The origin of this sense seems to be a prison in Livorno, built on former baths,[1] or a prison for hostages near a bath-house in Constantinople.[2] Thereafter it was extended to all the slave quarters in the Ottoman Empire and the Barbary regencies. The hostages of the Barbary pirates slept in the prisons at night, leaving during the day to work as laborers, galley slaves, or domestic servants.

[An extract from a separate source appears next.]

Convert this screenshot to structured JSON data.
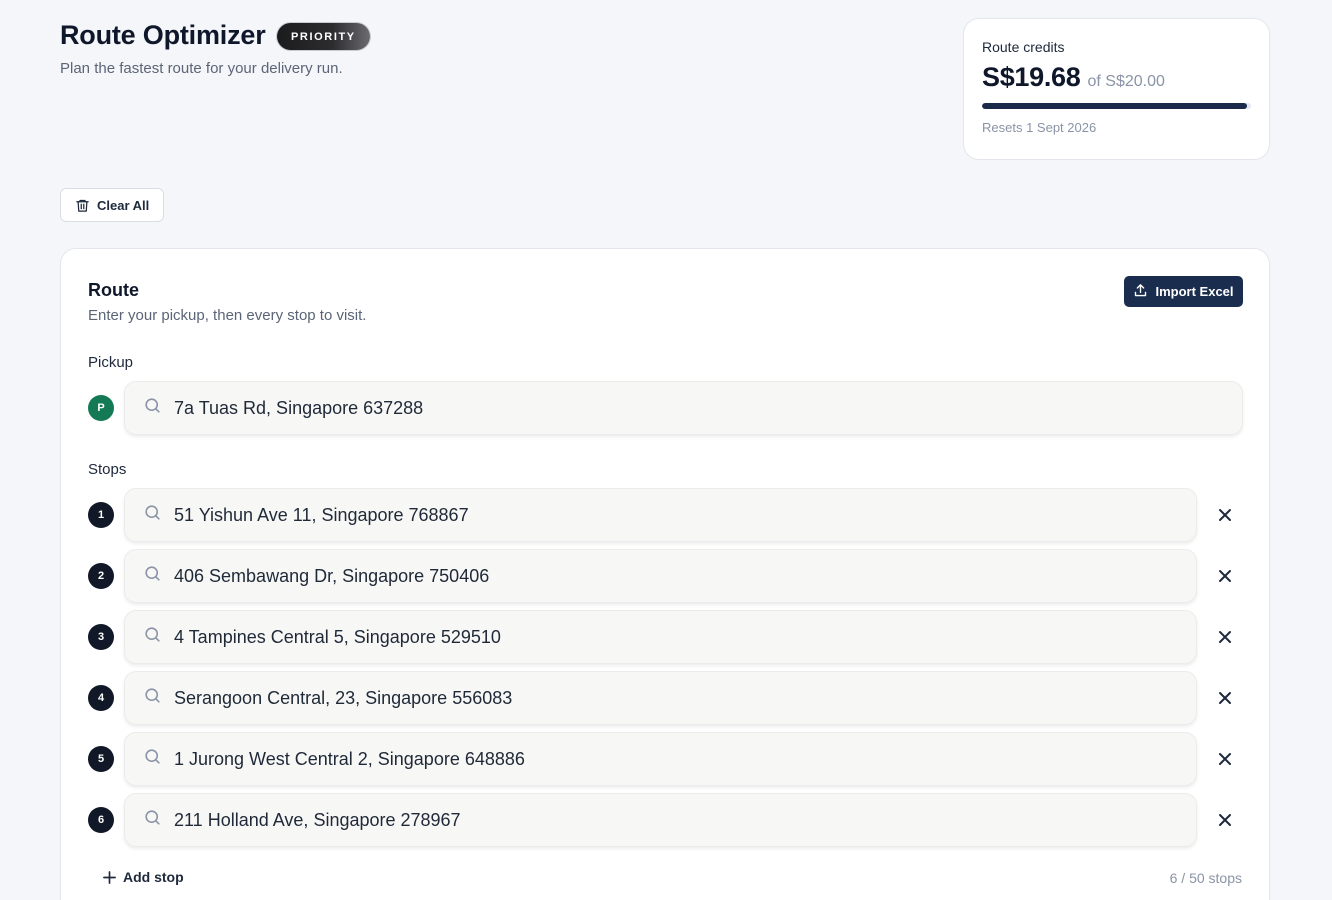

The communication between master and slave and between slaves of different origins was made in a lingua franca known as Sabir or Mediterranean Lingua Franca, a Mediterranean pidgin language with Romance and Arabic vocabulary.
The Slaves' Prison in Valletta, Malta, which was both a prison and a place where Muslim slaves slept at night, was known as the bagnio or bagno.[3]
In English

Bagnio was a term for a bath or bath-house. In England, it was originally used to name coffeehouses that offered Turkish baths, but by 1740[4] it signified a boarding house where rooms could be hired with no questions asked, or a brothel.[5]
In French
Bagne became the word for the prisons of the galley slaves in the French Navy; after galley service was abolished, the word continued to be used as a generic term for any hard labour prison. The last one in European France, the Bagne de Toulon, was closed in 1873.[citation needed]
The penal colony in French Guiana, which was not shut down until 1953, was also called a bagne, and features in the famous bestseller Papillon.